The Whole/Part Approach


Emptiness, as an idea, is simply a matter of noticing that for whatever we might identify in any way—let's call it X—there is always something non-X that is necessarily involved in its being X, such that the removal of the non-X would also entail the removal of the X. This goes for every state, every substance, every feeling, every part, every whole, every set, and every set of sets that we think we are identifying. There are many ways Sunyata[emptiness] is approached in Mahayana literature. The most straightforward approach is to look at how any whole, X, is necessarily dependent on its parts, which considered in themselves are non-X (the whole/part approach). At the most basic level it is simply an extension of the basic idea, now applied to all possible elements of experience or thought without exception. What I called "myself" has been analyzed into its component parts, various natural conditional processes. There is no "myself"; what I called myself is really made of these conditional processes. The self is not real, but the momentary processes, the elements themselves, are real, are facts of the matter.
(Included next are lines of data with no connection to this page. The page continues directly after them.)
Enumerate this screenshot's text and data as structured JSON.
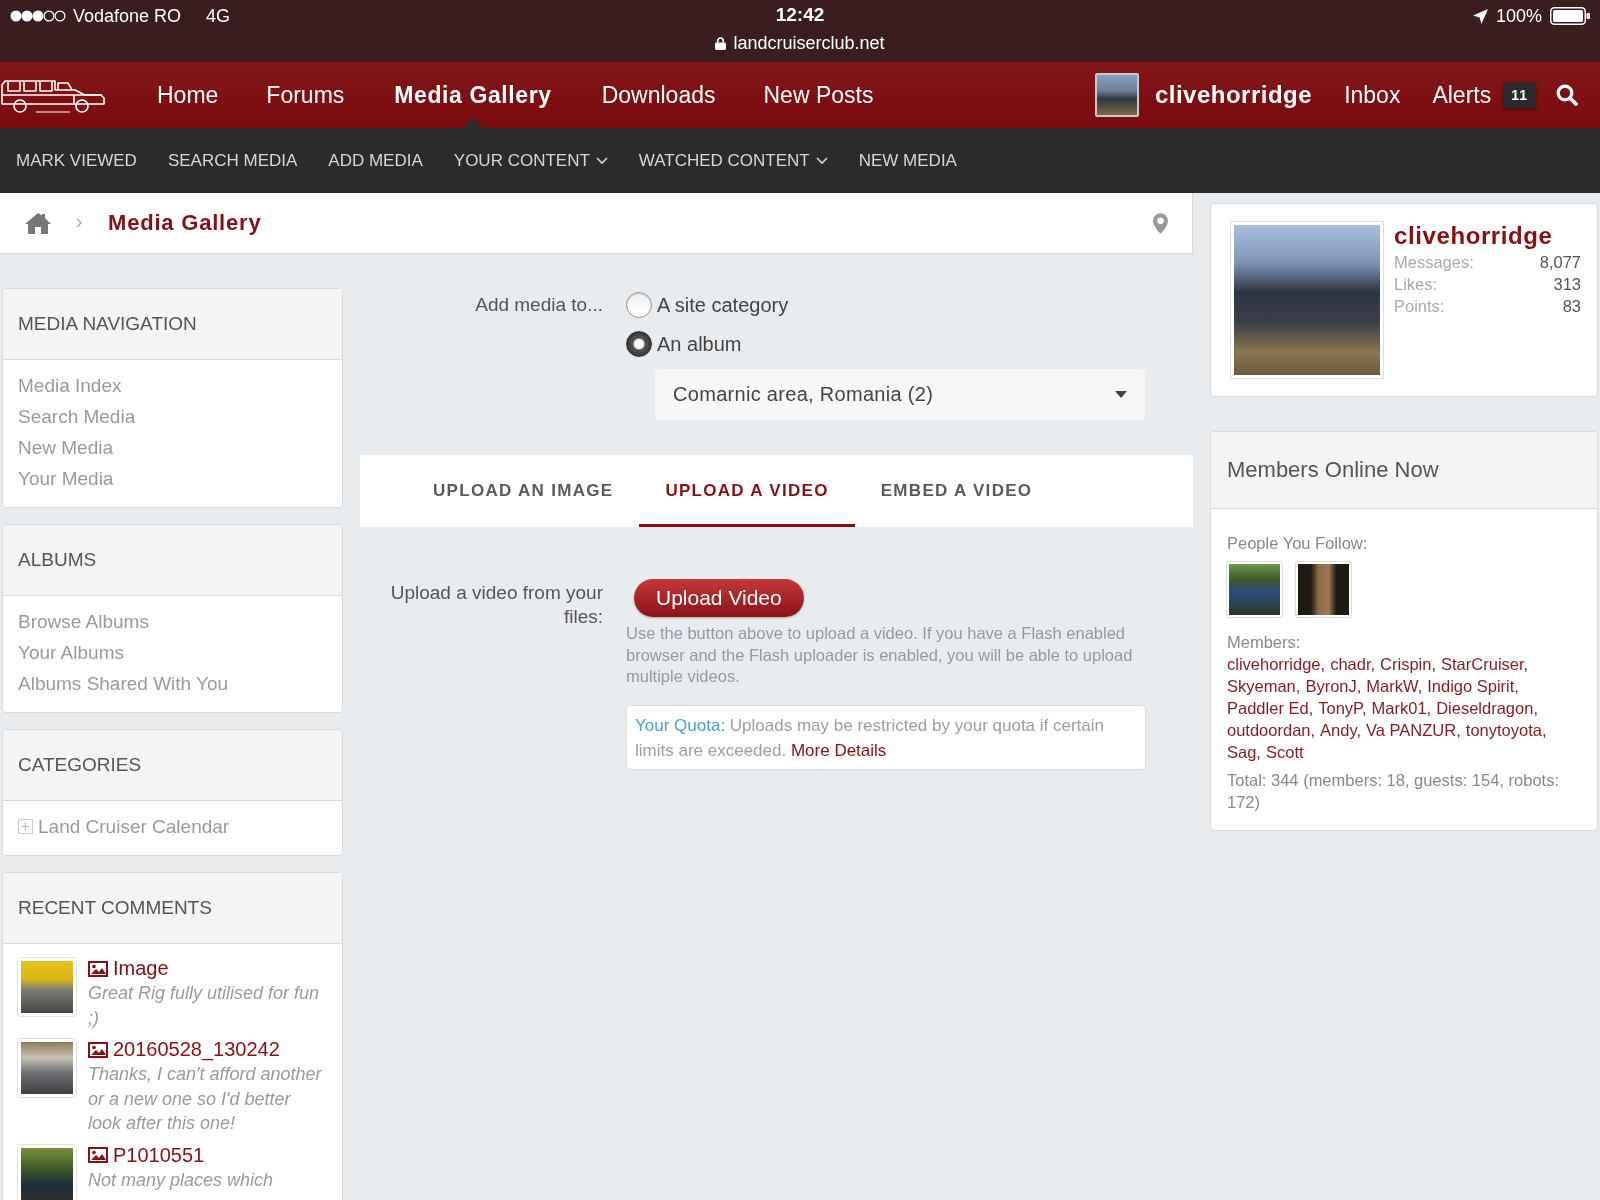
{
  "status_bar": {
    "carrier": "Vodafone RO",
    "network": "4G",
    "time": "12:42",
    "url": "landcruiserclub.net",
    "battery": "100%"
  },
  "nav": {
    "items": [
      {
        "label": "Home",
        "selected": false
      },
      {
        "label": "Forums",
        "selected": false
      },
      {
        "label": "Media Gallery",
        "selected": true
      },
      {
        "label": "Downloads",
        "selected": false
      },
      {
        "label": "New Posts",
        "selected": false
      }
    ],
    "user": "clivehorridge",
    "inbox": "Inbox",
    "alerts": {
      "label": "Alerts",
      "count": "11"
    }
  },
  "subnav": [
    {
      "label": "MARK VIEWED",
      "dropdown": false
    },
    {
      "label": "SEARCH MEDIA",
      "dropdown": false
    },
    {
      "label": "ADD MEDIA",
      "dropdown": false
    },
    {
      "label": "YOUR CONTENT",
      "dropdown": true
    },
    {
      "label": "WATCHED CONTENT",
      "dropdown": true
    },
    {
      "label": "NEW MEDIA",
      "dropdown": false
    }
  ],
  "breadcrumb": {
    "current": "Media Gallery"
  },
  "sidebar": {
    "panels": [
      {
        "kind": "links",
        "title": "MEDIA NAVIGATION",
        "items": [
          "Media Index",
          "Search Media",
          "New Media",
          "Your Media"
        ]
      },
      {
        "kind": "links",
        "title": "ALBUMS",
        "items": [
          "Browse Albums",
          "Your Albums",
          "Albums Shared With You"
        ]
      },
      {
        "kind": "tree",
        "title": "CATEGORIES",
        "items": [
          {
            "label": "Land Cruiser Calendar",
            "expanded": false
          }
        ]
      },
      {
        "kind": "comments",
        "title": "RECENT COMMENTS",
        "items": [
          {
            "title": "Image",
            "comment": "Great Rig fully utilised for fun ;)"
          },
          {
            "title": "20160528_130242",
            "comment": "Thanks, I can't afford another or a new one so I'd better look after this one!"
          },
          {
            "title": "P1010551",
            "comment": "Not many places which"
          }
        ]
      }
    ]
  },
  "form": {
    "label": "Add media to...",
    "options": [
      {
        "label": "A site category",
        "selected": false
      },
      {
        "label": "An album",
        "selected": true
      }
    ],
    "album": {
      "value": "Comarnic area, Romania (2)"
    }
  },
  "tabs": [
    {
      "label": "UPLOAD AN IMAGE",
      "selected": false
    },
    {
      "label": "UPLOAD A VIDEO",
      "selected": true
    },
    {
      "label": "EMBED A VIDEO",
      "selected": false
    }
  ],
  "upload": {
    "label": "Upload a video from your files:",
    "button": "Upload Video",
    "help": "Use the button above to upload a video. If you have a Flash enabled browser and the Flash uploader is enabled, you will be able to upload multiple videos.",
    "quota": {
      "label": "Your Quota:",
      "text": "Uploads may be restricted by your quota if certain limits are exceeded.",
      "link": "More Details"
    }
  },
  "profile": {
    "name": "clivehorridge",
    "stats": [
      {
        "label": "Messages:",
        "value": "8,077"
      },
      {
        "label": "Likes:",
        "value": "313"
      },
      {
        "label": "Points:",
        "value": "83"
      }
    ]
  },
  "members_online": {
    "title": "Members Online Now",
    "following_label": "People You Follow:",
    "members_label": "Members:",
    "members": [
      "clivehorridge,",
      "chadr,",
      "Crispin,",
      "StarCruiser,",
      "Skyeman,",
      "ByronJ,",
      "MarkW,",
      "Indigo Spirit,",
      "Paddler Ed,",
      "TonyP,",
      "Mark01,",
      "Dieseldragon,",
      "outdoordan,",
      "Andy,",
      "Va PANZUR,",
      "tonytoyota,",
      "Sag,",
      "Scott"
    ],
    "total": "Total: 344 (members: 18, guests: 154, robots: 172)"
  }
}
Such and such a state arises as a result of such and such causes and conditions; we mistakenly identify with some subset of these real states, on the basis of a certain inattentiveness to them and to the effects of the states of desire that are among them, and attach the label "self" to it. That is the nonself idea in its simplest form.

But now we go on to note that each of these processes is also not a "self": not only is there no "myself": there is also no "themselves" of the processes that constitute me. Let's start with the simplest way: simply to analyze things into their component parts and to notice that we can never reach something that cannot be analyzed down further. The parts of a thing are something other than the whole that they form. Apples are not made of "appleness"; they are made of lots of different "non-appleness," and when all the non-apple is removed, there is no apple left. What "is" an apple? Anyone who has taken an introductory philosophy class, or been an even slightly dreamy eleven-year-old, knows that we can keep asking for more definitions no matter how many answers might be given to this question. An apple "is" juice and pulp and skin. But what are those? They "are" a cluster of molecules of a certain composition. But what is a molecule? It "is" a certain arrangement of atoms. But what is an atom? It "is" neutrons and protons and electrons and other particles in a certain energy configuration, with certain characteristic types of activity. But what is energy, what is activity, what is a particle? Each question is answered in terms of something else. When we get to the most ultimate possible term, there is nothing in terms of which the question can be answered. The words in the dictionary are defined by other words. When we ask what something is "made of," we need an answer that is something else. What is the universe made of? What is energy made of? What is space-time made of?